Learn R Programming

MSCA (version 1.1.1)

sequence_stats: Compute sequence statistics

Description

Computes descriptive statistics for sequences, including sequence frequency for any sequence length, and conditional probability and relative risk for sequences of length 2 (pairwise transitions).

Usage

sequence_stats(
  seq_list,
  min_seq_freq = 0.01,
  min_conditional_prob = 0,
  min_relative_risk = 0
)

Value

A list of data frames, each containing the sequence statistics for one cluster.

Arguments

seq_list

A list of data frames containing sequences, typically the output of get_cluster_sequences.

min_seq_freq

Numeric threshold (default = 0.01).

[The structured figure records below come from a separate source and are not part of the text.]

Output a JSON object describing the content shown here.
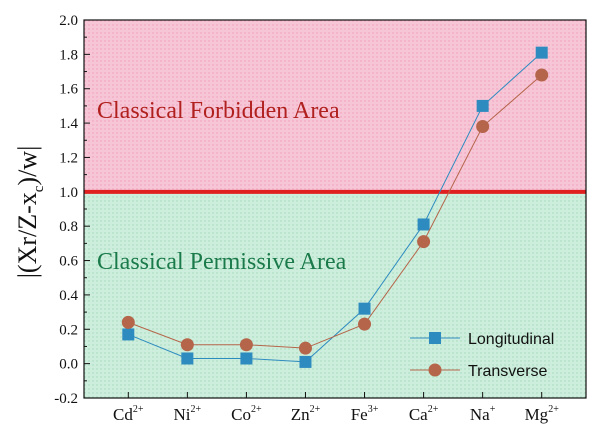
{
  "chart_data": {
    "type": "line",
    "title": "",
    "xlabel": "",
    "ylabel": "|(Xr/Z-x_c)/w|",
    "ylim": [
      -0.2,
      2.0
    ],
    "yticks": [
      "-0.2",
      "0.0",
      "0.2",
      "0.4",
      "0.6",
      "0.8",
      "1.0",
      "1.2",
      "1.4",
      "1.6",
      "1.8",
      "2.0"
    ],
    "categories": [
      {
        "base": "Cd",
        "sup": "2+"
      },
      {
        "base": "Ni",
        "sup": "2+"
      },
      {
        "base": "Co",
        "sup": "2+"
      },
      {
        "base": "Zn",
        "sup": "2+"
      },
      {
        "base": "Fe",
        "sup": "3+"
      },
      {
        "base": "Ca",
        "sup": "2+"
      },
      {
        "base": "Na",
        "sup": "+"
      },
      {
        "base": "Mg",
        "sup": "2+"
      }
    ],
    "series": [
      {
        "name": "Longitudinal",
        "marker": "square",
        "color": "#2e8bc0",
        "values": [
          0.17,
          0.03,
          0.03,
          0.01,
          0.32,
          0.81,
          1.5,
          1.81
        ]
      },
      {
        "name": "Transverse",
        "marker": "circle",
        "color": "#b5654a",
        "values": [
          0.24,
          0.11,
          0.11,
          0.09,
          0.23,
          0.71,
          1.38,
          1.68
        ]
      }
    ],
    "threshold": {
      "value": 1.0,
      "color": "#e02020"
    },
    "regions": [
      {
        "label": "Classical Forbidden Area",
        "from": 1.0,
        "to": 2.0,
        "color": "#f8c8d8",
        "text_color": "#b0201e"
      },
      {
        "label": "Classical Permissive Area",
        "from": -0.2,
        "to": 1.0,
        "color": "#cfeedd",
        "text_color": "#1a7a4a"
      }
    ],
    "legend_position": "bottom-right",
    "grid": false
  }
}
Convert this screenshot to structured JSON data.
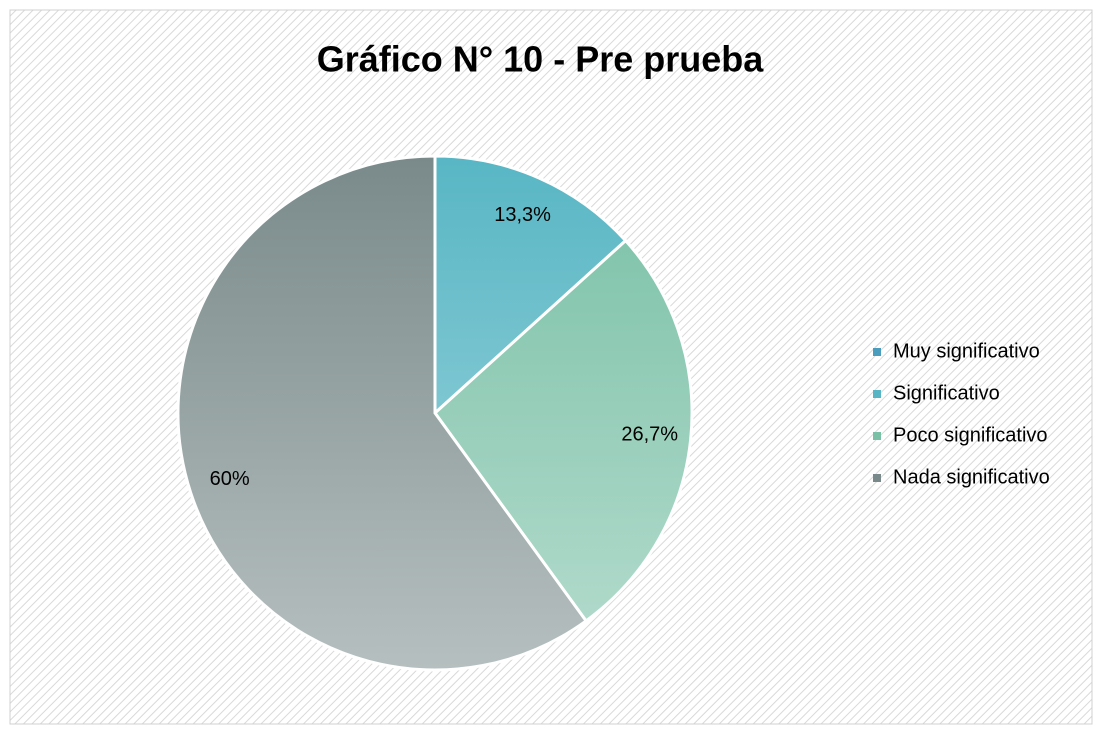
{
  "chart_data": {
    "type": "pie",
    "title": "Gráfico N° 10 - Pre prueba",
    "categories": [
      "Muy significativo",
      "Significativo",
      "Poco significativo",
      "Nada significativo"
    ],
    "values": [
      0,
      13.3,
      26.7,
      60
    ],
    "value_labels": [
      null,
      "13,3%",
      "26,7%",
      "60%"
    ],
    "colors": [
      "#4a9dbd",
      "#58b6c4",
      "#79c0a6",
      "#7a8a8a"
    ],
    "legend": "right"
  }
}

Filters out sequences with relative frequency below this value.

min_conditional_prob

Numeric threshold (default = 0). Applies only for pairwise sequences (k = 2).

min_relative_risk

Numeric threshold (default = 0). Applies only for pairwise sequences (k = 2).

Details

For k = 2, the function computes:

  • seq_freq: Proportion of all sequences that match the pair

  • conditional_prob: P(to | from)

  • relative_risk: conditional probability divided by the marginal probability of to

For k > 2, only seq_freq is computed.

See Also

get_cluster_sequences